There’s an age-old belief in the tech world that Macs don’t get malware. Well, we know that isn’t true – Mac security firm Intego uncovered several new threats specifically targeted at Macs in June 2019 alone, and notable instances of Mac malware have been uncovered in the past. But is it true that Macs are less vulnerable than Windows PCs?
Macs have a lot of built-in features that can be powerful tools in the fight against malware. But are they enough? These features come with every Mac by default, so is there really a need to install third-party antivirus software on your computer? We asked the experts.

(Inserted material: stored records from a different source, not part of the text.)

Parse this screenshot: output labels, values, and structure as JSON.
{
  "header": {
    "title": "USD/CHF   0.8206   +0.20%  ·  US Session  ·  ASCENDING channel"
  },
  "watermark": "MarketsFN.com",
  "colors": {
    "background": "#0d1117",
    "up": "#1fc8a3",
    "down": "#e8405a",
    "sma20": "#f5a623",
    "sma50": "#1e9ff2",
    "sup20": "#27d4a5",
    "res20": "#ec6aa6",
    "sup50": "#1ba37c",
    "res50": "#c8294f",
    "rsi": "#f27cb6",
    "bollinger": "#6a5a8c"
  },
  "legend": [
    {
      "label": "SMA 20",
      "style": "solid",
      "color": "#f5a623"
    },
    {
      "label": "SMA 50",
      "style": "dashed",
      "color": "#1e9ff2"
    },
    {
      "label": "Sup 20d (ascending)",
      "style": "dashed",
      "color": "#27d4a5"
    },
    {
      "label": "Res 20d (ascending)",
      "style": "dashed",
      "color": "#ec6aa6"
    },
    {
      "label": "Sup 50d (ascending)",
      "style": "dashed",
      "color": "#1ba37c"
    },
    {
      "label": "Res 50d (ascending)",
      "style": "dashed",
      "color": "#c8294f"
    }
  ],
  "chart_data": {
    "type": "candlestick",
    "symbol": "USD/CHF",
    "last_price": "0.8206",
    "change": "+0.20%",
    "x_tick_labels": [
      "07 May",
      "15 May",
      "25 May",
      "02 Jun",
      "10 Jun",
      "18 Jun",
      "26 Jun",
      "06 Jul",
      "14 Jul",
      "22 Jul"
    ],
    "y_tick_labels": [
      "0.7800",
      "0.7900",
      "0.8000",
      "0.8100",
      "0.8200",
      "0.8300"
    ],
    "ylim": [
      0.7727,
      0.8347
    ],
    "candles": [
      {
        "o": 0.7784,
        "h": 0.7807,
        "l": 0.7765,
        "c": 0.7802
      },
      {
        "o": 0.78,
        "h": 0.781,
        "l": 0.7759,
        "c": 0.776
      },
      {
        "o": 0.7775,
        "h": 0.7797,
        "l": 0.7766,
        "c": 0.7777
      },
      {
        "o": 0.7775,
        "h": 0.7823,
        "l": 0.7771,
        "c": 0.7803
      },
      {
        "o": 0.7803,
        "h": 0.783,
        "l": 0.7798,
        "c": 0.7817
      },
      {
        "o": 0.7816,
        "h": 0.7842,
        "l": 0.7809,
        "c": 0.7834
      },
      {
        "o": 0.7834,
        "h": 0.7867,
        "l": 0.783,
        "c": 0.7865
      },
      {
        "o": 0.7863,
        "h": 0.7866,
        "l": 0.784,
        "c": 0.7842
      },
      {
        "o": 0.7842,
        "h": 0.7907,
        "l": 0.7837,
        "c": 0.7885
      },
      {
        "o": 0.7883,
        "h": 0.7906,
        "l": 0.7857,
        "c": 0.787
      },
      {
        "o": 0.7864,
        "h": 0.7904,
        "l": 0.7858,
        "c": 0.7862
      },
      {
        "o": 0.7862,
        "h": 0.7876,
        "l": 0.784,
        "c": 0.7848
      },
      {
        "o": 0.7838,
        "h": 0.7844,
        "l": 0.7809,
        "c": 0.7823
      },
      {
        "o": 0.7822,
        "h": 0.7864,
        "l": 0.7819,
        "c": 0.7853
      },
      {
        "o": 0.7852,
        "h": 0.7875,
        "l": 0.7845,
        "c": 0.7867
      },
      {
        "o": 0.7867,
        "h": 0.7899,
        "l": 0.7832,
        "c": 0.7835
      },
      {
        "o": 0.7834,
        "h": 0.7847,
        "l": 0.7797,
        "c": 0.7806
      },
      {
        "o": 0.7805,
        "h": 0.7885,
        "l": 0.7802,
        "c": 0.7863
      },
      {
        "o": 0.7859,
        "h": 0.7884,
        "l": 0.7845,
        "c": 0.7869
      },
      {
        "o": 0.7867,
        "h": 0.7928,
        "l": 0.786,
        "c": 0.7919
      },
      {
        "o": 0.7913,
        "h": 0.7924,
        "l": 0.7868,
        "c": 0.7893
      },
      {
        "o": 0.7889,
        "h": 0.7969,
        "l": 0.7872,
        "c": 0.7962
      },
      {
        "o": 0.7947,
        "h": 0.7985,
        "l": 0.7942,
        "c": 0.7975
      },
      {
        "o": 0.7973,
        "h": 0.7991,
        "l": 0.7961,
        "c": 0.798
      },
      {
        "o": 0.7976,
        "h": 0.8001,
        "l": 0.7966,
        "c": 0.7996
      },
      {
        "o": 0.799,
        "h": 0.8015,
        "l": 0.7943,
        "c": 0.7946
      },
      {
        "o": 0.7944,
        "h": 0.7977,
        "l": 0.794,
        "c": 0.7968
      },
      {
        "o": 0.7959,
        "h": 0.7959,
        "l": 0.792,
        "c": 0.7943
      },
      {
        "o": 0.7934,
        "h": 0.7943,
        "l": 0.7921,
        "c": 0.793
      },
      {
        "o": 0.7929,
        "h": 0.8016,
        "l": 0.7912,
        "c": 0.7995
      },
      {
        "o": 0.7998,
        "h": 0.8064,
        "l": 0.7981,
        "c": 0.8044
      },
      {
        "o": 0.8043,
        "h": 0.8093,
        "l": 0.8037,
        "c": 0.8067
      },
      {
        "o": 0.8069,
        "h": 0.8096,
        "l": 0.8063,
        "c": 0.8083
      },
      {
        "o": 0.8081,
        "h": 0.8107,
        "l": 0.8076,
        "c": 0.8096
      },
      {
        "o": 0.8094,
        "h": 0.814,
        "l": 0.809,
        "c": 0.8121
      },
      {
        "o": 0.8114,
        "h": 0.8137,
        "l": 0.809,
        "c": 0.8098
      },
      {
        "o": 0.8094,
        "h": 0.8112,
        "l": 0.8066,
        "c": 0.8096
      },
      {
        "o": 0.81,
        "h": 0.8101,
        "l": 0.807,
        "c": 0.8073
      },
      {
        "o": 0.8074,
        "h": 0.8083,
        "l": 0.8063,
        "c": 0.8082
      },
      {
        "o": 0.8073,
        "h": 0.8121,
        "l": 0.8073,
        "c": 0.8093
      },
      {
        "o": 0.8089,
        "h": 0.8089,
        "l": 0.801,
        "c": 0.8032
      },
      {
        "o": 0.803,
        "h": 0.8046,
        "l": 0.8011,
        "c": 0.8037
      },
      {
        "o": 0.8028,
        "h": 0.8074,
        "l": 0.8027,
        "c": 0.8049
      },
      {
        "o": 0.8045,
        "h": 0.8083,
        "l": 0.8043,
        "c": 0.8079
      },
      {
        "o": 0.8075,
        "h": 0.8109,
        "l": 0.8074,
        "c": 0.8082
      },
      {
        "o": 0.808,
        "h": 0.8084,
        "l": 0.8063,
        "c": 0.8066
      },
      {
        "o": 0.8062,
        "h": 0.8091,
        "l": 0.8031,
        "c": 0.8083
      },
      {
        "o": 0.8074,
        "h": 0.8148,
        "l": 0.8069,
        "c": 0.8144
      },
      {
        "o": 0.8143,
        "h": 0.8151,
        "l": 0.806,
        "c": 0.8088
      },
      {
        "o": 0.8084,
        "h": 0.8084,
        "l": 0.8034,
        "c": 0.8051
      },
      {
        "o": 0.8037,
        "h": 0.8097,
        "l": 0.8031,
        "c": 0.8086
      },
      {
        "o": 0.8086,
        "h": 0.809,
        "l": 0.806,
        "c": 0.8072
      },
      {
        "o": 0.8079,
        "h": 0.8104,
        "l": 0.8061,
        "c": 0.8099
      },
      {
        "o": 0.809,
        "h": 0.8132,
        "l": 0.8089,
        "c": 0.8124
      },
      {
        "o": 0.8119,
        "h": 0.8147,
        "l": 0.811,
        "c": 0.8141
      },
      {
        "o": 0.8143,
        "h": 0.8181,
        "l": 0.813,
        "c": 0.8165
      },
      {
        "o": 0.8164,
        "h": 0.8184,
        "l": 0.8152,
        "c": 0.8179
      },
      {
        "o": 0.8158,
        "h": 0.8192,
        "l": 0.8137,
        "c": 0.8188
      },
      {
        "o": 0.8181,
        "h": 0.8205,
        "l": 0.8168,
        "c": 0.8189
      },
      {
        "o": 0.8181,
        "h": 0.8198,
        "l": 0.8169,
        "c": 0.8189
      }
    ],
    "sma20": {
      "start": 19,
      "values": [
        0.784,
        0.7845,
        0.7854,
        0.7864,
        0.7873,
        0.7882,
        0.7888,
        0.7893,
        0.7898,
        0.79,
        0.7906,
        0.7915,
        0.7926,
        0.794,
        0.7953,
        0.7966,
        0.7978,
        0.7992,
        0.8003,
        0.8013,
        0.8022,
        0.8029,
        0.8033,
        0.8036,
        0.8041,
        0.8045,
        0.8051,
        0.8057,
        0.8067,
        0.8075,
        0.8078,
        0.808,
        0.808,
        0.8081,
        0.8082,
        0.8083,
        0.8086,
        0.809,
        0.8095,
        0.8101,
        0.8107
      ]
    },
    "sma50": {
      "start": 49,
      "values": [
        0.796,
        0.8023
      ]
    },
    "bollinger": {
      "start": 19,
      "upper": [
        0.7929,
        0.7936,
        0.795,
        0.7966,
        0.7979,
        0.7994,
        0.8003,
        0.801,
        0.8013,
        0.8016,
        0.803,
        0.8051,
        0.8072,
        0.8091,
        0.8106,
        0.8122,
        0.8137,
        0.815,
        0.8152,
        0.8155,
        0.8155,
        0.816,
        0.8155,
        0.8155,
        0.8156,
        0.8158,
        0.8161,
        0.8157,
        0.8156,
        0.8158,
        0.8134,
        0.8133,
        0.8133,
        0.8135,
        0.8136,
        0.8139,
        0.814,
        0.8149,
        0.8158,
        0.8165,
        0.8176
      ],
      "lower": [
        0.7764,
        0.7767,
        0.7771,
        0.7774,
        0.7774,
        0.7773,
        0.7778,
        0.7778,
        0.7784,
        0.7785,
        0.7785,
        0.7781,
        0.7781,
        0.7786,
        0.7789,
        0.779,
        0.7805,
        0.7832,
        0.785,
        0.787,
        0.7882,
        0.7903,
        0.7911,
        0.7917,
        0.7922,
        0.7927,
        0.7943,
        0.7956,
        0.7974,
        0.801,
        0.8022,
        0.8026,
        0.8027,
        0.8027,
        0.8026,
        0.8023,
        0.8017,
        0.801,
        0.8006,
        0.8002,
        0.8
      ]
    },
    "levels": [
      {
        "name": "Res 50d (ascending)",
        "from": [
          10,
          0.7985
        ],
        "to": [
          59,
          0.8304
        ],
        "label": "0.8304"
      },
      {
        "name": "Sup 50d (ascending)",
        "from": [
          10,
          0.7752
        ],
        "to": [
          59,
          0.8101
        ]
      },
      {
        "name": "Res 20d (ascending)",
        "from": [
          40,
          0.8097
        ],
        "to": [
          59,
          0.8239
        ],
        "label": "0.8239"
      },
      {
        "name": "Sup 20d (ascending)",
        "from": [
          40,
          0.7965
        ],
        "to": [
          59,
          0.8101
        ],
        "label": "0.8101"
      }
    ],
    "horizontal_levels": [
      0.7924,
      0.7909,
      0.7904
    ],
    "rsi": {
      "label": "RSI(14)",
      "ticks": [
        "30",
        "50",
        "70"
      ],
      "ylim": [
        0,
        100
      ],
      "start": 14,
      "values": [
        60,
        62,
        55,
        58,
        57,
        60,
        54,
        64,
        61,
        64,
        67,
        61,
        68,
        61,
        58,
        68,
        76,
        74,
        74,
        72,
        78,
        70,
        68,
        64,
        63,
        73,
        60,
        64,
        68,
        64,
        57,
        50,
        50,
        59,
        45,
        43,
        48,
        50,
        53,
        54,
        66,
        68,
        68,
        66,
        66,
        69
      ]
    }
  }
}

Vulnerabilities in Apple’s systems
The belief that Macs are fairly resilient to malware isn’t just idle fanboy-ism. Windows PCs make up roughly 90% of the market, making them a much more attractive target to malware makers.
And Macs really do have some stellar built-in tools that protect you right off the bat. For example, when you download an app off the internet, your Mac checks it against a list of known malware apps using XProtect. It works invisibly in the background, meaning it needs no maintenance or activation and doesn’t slow down your Mac. Gatekeeper, meanwhile, will prevent the app from opening without your permission if it hasn’t been digitally signed as safe by Apple. And now, Apple has even started notarizing apps so that they can prove they are trustworthy.
But there are gaps in the armor that protects Mac users’ systems. Apple’s layer of security relies on adding quarantine tags to suspicious or outright malicious software, and this then prompts the warning dialogue you see when you try to open them.
Thomas Reed, Director of Mac & Mobile at security firm Malwarebytes, told me that the defenses aren’t as comprehensive as it seems. “Adding that flag is not a requirement, and not all software does [it],” he explained. “For example, torrent software often doesn’t, while at the same time being used heavily in piracy.”
“The nature of sandboxing on MacOS actually restricts antivirus software.”
In addition, XProtect’s list of malicious file signatures is hardly all-encompassing. Reed explained that it only checks files against 94 rules, “a tiny fraction of the rules found in any more powerful antivirus engine.” Kirk McElhearn, co-host of Mac security firm Intego’s podcast and a writer on malware topics, concurs that XProtect only looks out for “a handful of strains of malware.”
“By default, for example, [an antivirus app] cannot get access to most of the files on the hard drive. Even if you grant access to the entire hard drive, many of those files cannot be removed by an App Store app. This means App Store antivirus is less likely to be able to detect all threats and is also less likely to be able to remove all threats.